Lincoln City fan pays £200 'fair price' for ticket

Lincoln City mascot Image copyright Getty Images
Image caption The club asked people to pay what they thought was a "fair price" for tickets

A Lincoln City fan willingly paid £200 to see his team play when people were asked to pay what they thought was a "fair price" for Saturday's game.

The club's home attendance increased to 4,568 - almost double the season's average of about 2,500 - because of the "Name Your Price" promotion.

The minimum people could pay was £1.

Earlier this month the club announced it could be forced to sell its property assets in order to pay back £380,000 to the Co-operative Bank.

The man who paid £200 for his ticket has asked not to be identified or publicly acknowledged.

Russell Moore, the club's commercial manager, said: "He's a big fan and not a really wealthy man. It was his way of saying, 'We want to support you'.

"There were a fair few people who paid over the ticket price. A lot that came and paid the correct price.

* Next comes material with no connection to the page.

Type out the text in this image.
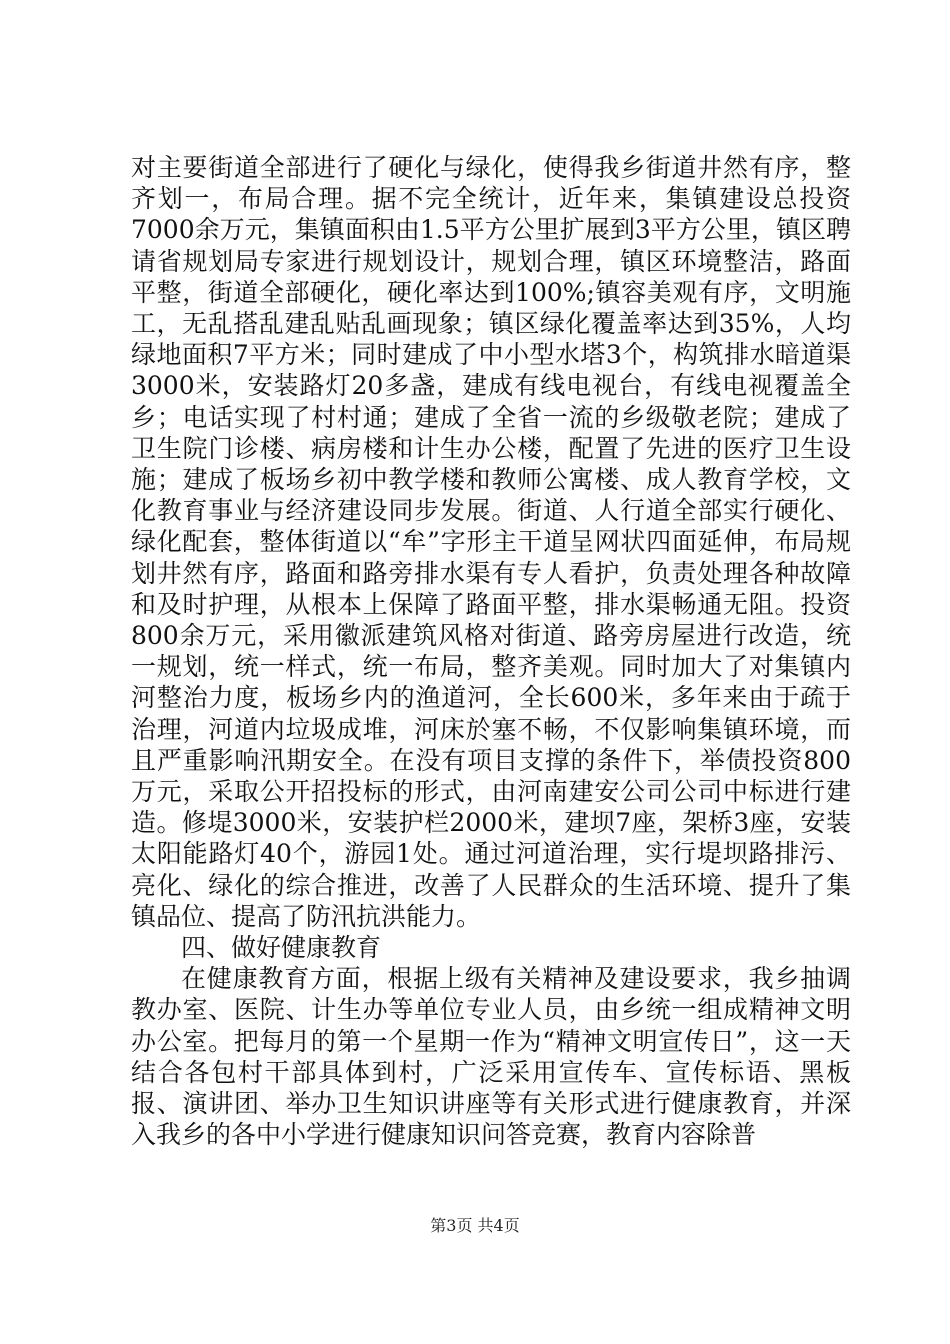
对主要街道全部进行了硬化与绿化，使得我乡街道井然有序，整齐划一，布局合理。据不完全统计，近年来，集镇建设总投资7000余万元，集镇面积由1.5平方公里扩展到3平方公里，镇区聘请省规划局专家进行规划设计，规划合理，镇区环境整洁，路面平整，街道全部硬化，硬化率达到100%;镇容美观有序，文明施工，无乱搭乱建乱贴乱画现象；镇区绿化覆盖率达到35%，人均绿地面积7平方米；同时建成了中小型水塔3个，构筑排水暗道渠3000米，安装路灯20多盏，建成有线电视台，有线电视覆盖全乡；电话实现了村村通；建成了全省一流的乡级敬老院；建成了卫生院门诊楼、病房楼和计生办公楼，配置了先进的医疗卫生设施；建成了板场乡初中教学楼和教师公寓楼、成人教育学校，文化教育事业与经济建设同步发展。街道、人行道全部实行硬化、绿化配套，整体街道以“牟”字形主干道呈网状四面延伸，布局规划井然有序，路面和路旁排水渠有专人看护，负责处理各种故障和及时护理，从根本上保障了路面平整，排水渠畅通无阻。投资800余万元，采用徽派建筑风格对街道、路旁房屋进行改造，统一规划，统一样式，统一布局，整齐美观。同时加大了对集镇内河整治力度，板场乡内的渔道河，全长600米，多年来由于疏于治理，河道内垃圾成堆，河床於塞不畅，不仅影响集镇环境，而且严重影响汛期安全。在没有项目支撑的条件下，举债投资800万元，采取公开招投标的形式，由河南建安公司公司中标进行建造。修堤3000米，安装护栏2000米，建坝7座，架桥3座，安装太阳能路灯40个，游园1处。通过河道治理，实行堤坝路排污、亮化、绿化的综合推进，改善了人民群众的生活环境、提升了集镇品位、提高了防汛抗洪能力。

四、做好健康教育

在健康教育方面，根据上级有关精神及建设要求，我乡抽调教办室、医院、计生办等单位专业人员，由乡统一组成精神文明办公室。把每月的第一个星期一作为“精神文明宣传日”，这一天结合各包村干部具体到村，广泛采用宣传车、宣传标语、黑板报、演讲团、举办卫生知识讲座等有关形式进行健康教育，并深入我乡的各中小学进行健康知识问答竞赛，教育内容除普

第3页 共4页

It was great to have that many people in and we hope they come back."

Image caption Lincoln City hopes to make a profit by hosting a Madness concert at Sincil Bank
Image caption The football club lost money when a Westlife concert was held there

Match day tickets at Sincil Bank usually cost £18 for adults, or £16 for early bird tickets.

Mr Moore said many people paid £5 and £10 to see Saturday's match, which saw The Imps lose 0-1 to Chester City.

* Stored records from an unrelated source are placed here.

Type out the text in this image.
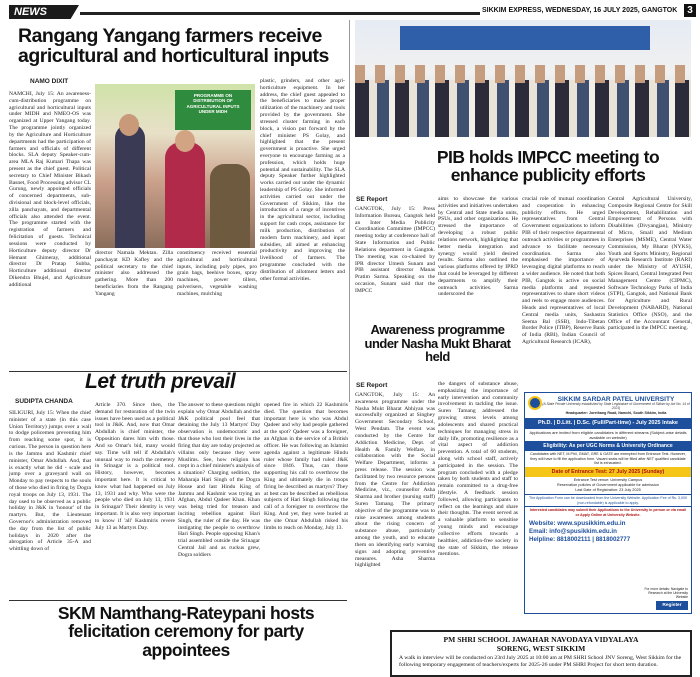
NEWS	SIKKIM EXPRESS, WEDNESDAY, 16 JULY 2025, GANGTOK 3
Rangang Yangang farmers receive agricultural and horticultural inputs
NAMO DIXIT
NAMCHI, July 15: An awareness-cum-distribution programme on agricultural and horticultural inputs under MIDH and NMEO-OS was organized at Upper Yangang today. The programme jointly organized by the Agriculture and Horticulture departments had the participation of farmers and officials of different blocks. SLA deputy Speaker-cum-area MLA Raj Kumari Thapa was present as the chief guest. Political secretary to Chief Minister Bikash Basnet, Food Processing advisor CL Gurung, newly appointed officials of concerned departments, sub-divisional and block-level officials, zilla panchayats, and departmental officials also attended the event. The programme started with the registration of farmers and felicitation of guests. Technical sessions were conducted by Horticulture deputy director Dr Hemant Ghimeray, additional director Dr Pratap Subba, Horticulture additional director Dikendra Bhujel, and Agriculture additional
PROGRAMME ON DISTRIBUTION OF AGRICULTURAL INPUTS UNDER MIDH
director Namala Mektan. Zilla panchayat KD Kafley and the political secretary to the chief minister also addressed the gathering. More than 200 beneficiaries from the Rangang Yangang
constituency received essential agricultural and horticultural inputs, including poly pipes, pro grain bags, beehive boxes, spray machines, power tillers, pulverisers, vegetable washing machines, mulching
plastic, grinders, and other agri-horticulture equipment. In her address, the chief guest appealed to the beneficiaries to make proper utilization of the machinery and tools provided by the government. She stressed cluster farming in each block, a vision put forward by the chief minister PS Golay, and highlighted that the present government is proactive. She urged everyone to encourage farming as a profession, which holds huge potential and sustainability. The SLA deputy Speaker further highlighted works carried out under the dynamic leadership of PS Golay. She informed activities carried out under the Government of Sikkim, like the introduction of a range of incentives in the agricultural sector, including support for cash crops, assistance for milk production, distribution of modern farm machinery, and input subsidies, all aimed at enhancing productivity and improving the livelihood of farmers. The programme concluded with the distribution of allotment letters and other formal activities.
PIB holds IMPCC meeting to enhance publicity efforts
SE Report
GANGTOK, July 15: Press Information Bureau, Gangtok held an Inter Media Publicity Coordination Committee (IMPCC) meeting today at conference hall of State Information and Public Relations department in Gangtok. The meeting was co-chaired by IPR director Umesh Sunam and PIB assistant director Manas Pratim Sarma. Speaking on the occasion, Sunam said that the IMPCC
aims to showcase the various activities and initiatives undertaken by Central and State media units, PSUs, and other organizations. He stressed the importance of developing a robust public relations network, highlighting that better media integration and synergy would yield desired results. Sarma also outlined the various platforms offered by IPRD that could be leveraged by different departments to amplify their outreach activities. Sarma underscored the
crucial role of mutual coordination and cooperation in enhancing publicity efforts. He urged representatives from Central Government organizations to inform PIB of their respective departmental outreach activities or programmes in advance to facilitate necessary coordination. Sarma also emphasised the importance of leveraging digital platforms to reach a wider audience. He noted that both PIB, Gangtok is active on social media platforms and requested representatives to share short videos and reels to engage more audiences. Heads and representatives of local Central media units, Sashastra Seema Bal (SSB), Indo-Tibetan Border Police (ITBP), Reserve Bank of India (RBI), Indian Council of Agricultural Research (ICAR),
Central Agricultural University, Composite Regional Centre for Skill Development, Rehabilitation and Empowerment of Persons with Disabilities (Divyangjan), Ministry of Micro, Small and Medium Enterprises (MSME), Central Water Commission, My Bharat (NYKS), Youth and Sports Ministry, Regional Ayurveda Research Institute (RARI) under the Ministry of AYUSH, Spices Board, Central Integrated Pest Management Centre (CIPMC), Software Technology Parks of India (STPI), Gangtok, and National Bank for Agriculture and Rural Development (NABARD), National Statistics Office (NSO), and the Office of the Accountant General, participated in the IMPCC meeting.
Awareness programme under Nasha Mukt Bharat held
SE Report
GANGTOK, July 15: An awareness programme under the Nasha Mukt Bharat Abhiyan was successfully organized at Singhey Government Secondary School, West Pendam. The event was conducted by the Centre for Addiction Medicine, Dept. of Health & Family Welfare, in collaboration with the Social Welfare Department, informs a press release. The session was facilitated by two resource persons from the Centre for Addiction Medicine, viz., counsellor Asha Sharma and brother (nursing staff) Suren Tamang. The primary objective of the programme was to raise awareness among students about the rising concern of substance abuse, particularly among the youth, and to educate them on identifying early warning signs and adopting preventive measures. Asha Sharma highlighted
the dangers of substance abuse, emphasizing the importance of early intervention and community involvement in tackling the issue. Suren Tamang addressed the growing stress levels among adolescents and shared practical techniques for managing stress in daily life, promoting resilience as a vital aspect of addiction prevention. A total of 60 students, along with school staff, actively participated in the session. The program concluded with a pledge taken by both students and staff to remain committed to a drug-free lifestyle. A feedback session followed, allowing participants to reflect on the learnings and share their thoughts. The event served as a valuable platform to sensitise young minds and encourage collective efforts towards a healthier, addiction-free society in the state of Sikkim, the release mentions.
Let truth prevail
SUDIPTA CHANDA
SILIGURI, July 15: When the chief minister of a state (in this case Union Territory) jumps over a wall to dodge policemen preventing him from reaching some spot, it is curious. The person in question here is the Jammu and Kashmir chief minister, Omar Abdullah. And, that is exactly what he did - scale and jump over a graveyard wall on Monday to pay respects to the souls of those who died in firing by Dogra royal troops on July 13, 1931. The day used to be observed as a public holiday in J&K in 'honour' of the martyrs. But, the Lieutenant Governor's administration removed the day from the list of public holidays in 2020 after the abrogation of Article 35-A and whittling down of
Article 370. Since then, the demand for restoration of the twin issues have been used as a political tool in J&K. And, now that Omar Abdullah is chief minister, the Opposition dares him with those. And so Omar's bid, many would say. Time will tell if Abdullah's unusual way to reach the cemetery in Srinagar is a political tool. History, however, becomes important here. It is critical to know what had happened on July 13, 1931 and why. Who were the people who died on July 13, 1931 in Srinagar? Their identity is very important. It is also very important to know if 'all' Kashmiris revere July 13 as Martyrs Day.
The answer to these questions might explain why Omar Abdullah and the J&K political pool feel that detaining the July 13 Martyrs' Day observation is undemocratic and that those who lost their lives in the firing that day are today projected as villains only because they were Muslims. See, how religion has crept in a chief minister's analysis of a situation? Charging sedition, the Maharaja Hari Singh of the Dogra House and last Hindu King of Jammu and Kashmir was trying an Afghan, Abdul Qadeer Khan. Khan was being tried for treason and inciting rebellion against Hari Singh, the ruler of the day. He was instigating the people to overthrow Hari Singh. People opposing Khan's trial assembled outside the Srinagar Central Jail and as ruckus grew, Dogra soldiers
opened fire in which 22 Kashmiris died. The question that becomes important here is who was Abdul Qadeer and why had people gathered at the spot? Qadeer was a foreigner, an Afghan in the service of a British officer. He was following an Islamist agenda against a legitimate Hindu ruler whose family had ruled J&K since 1846. Thus, can those supporting his call to overthrow the King and ultimately die in troops firing be described as martyrs? They at best can be described as rebellious subjects of Hari Singh following the call of a foreigner to overthrow the King. And yet, they were buried at the site Omar Abdullah risked his limbs to reach on Monday, July 13.
SKM Namthang-Rateypani hosts felicitation ceremony for party appointees
SIKKIM SARDAR PATEL UNIVERSITY
(A State Private University established by State Legislature of Government of Sikkim by Act No. 14 of 2021)
Headquarter: Jorethang Road, Namchi, South Sikkim, India
Ph.D. | D.Litt. | D.Sc. (Full/Part-time) - July 2025 Intake
Applications are invited from eligible candidates in different streams (Subject-wise details available on website)
Eligibility: As per UGC Norms & University Ordinance
Candidates with NET, M.Phil, GMAT, GRE & GATE are exempted from Entrance Test. However, they will have to fill the application form. Vacant seats will be filled after NET qualified candidate list is exhausted.
Date of Entrance Test: 27 July 2025 (Sunday)
Entrance Test venue: University Campus
Reservation policies of Government applicable for admission
Last Date of Registration: 23 July 2025
The Application Form can be downloaded from the University Website. Application Fee of Rs. 3,000 (non-refundable) is applicable to apply.
Interested candidates may submit their Applications to the University in person or via email or Apply Online at University Website.
Website: www.spusikkim.edu.in
Email: info@spusikkim.edu.in
Helpline: 8818002111 | 8818002777
For more details: Navigate to Research at the University Website
Register
PM SHRI SCHOOL JAWAHAR NAVODAYA VIDYALAYA
SORENG, WEST SIKKIM
A walk in interview will be conducted on 23rd July 2025 at 10:00 am at PM SHRI School JNV Soreng, West Sikkim for the following temporary engagement of teachers/experts for 2025-26 under PM SHRI Project for short term duration.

Pop group Madness announced this week that they will start their outdoor tour at Sincil Bank on 29 May.

The football club expects to make a profit from this, despite previously losing money when it hosted a Westlife concert.

Earlier in February, chairman Bob Dorrian said in a letter to shareholders the Co-operative Bank wanted to end its relationship with the club as soon as possible.

The club said it would not have to sell Sincil Bank but that even selling its other property assets could leave it in financial trouble.

Lincoln City appealed to fans for help and invited supporters to apply for shares for as little as 50p to raise funds.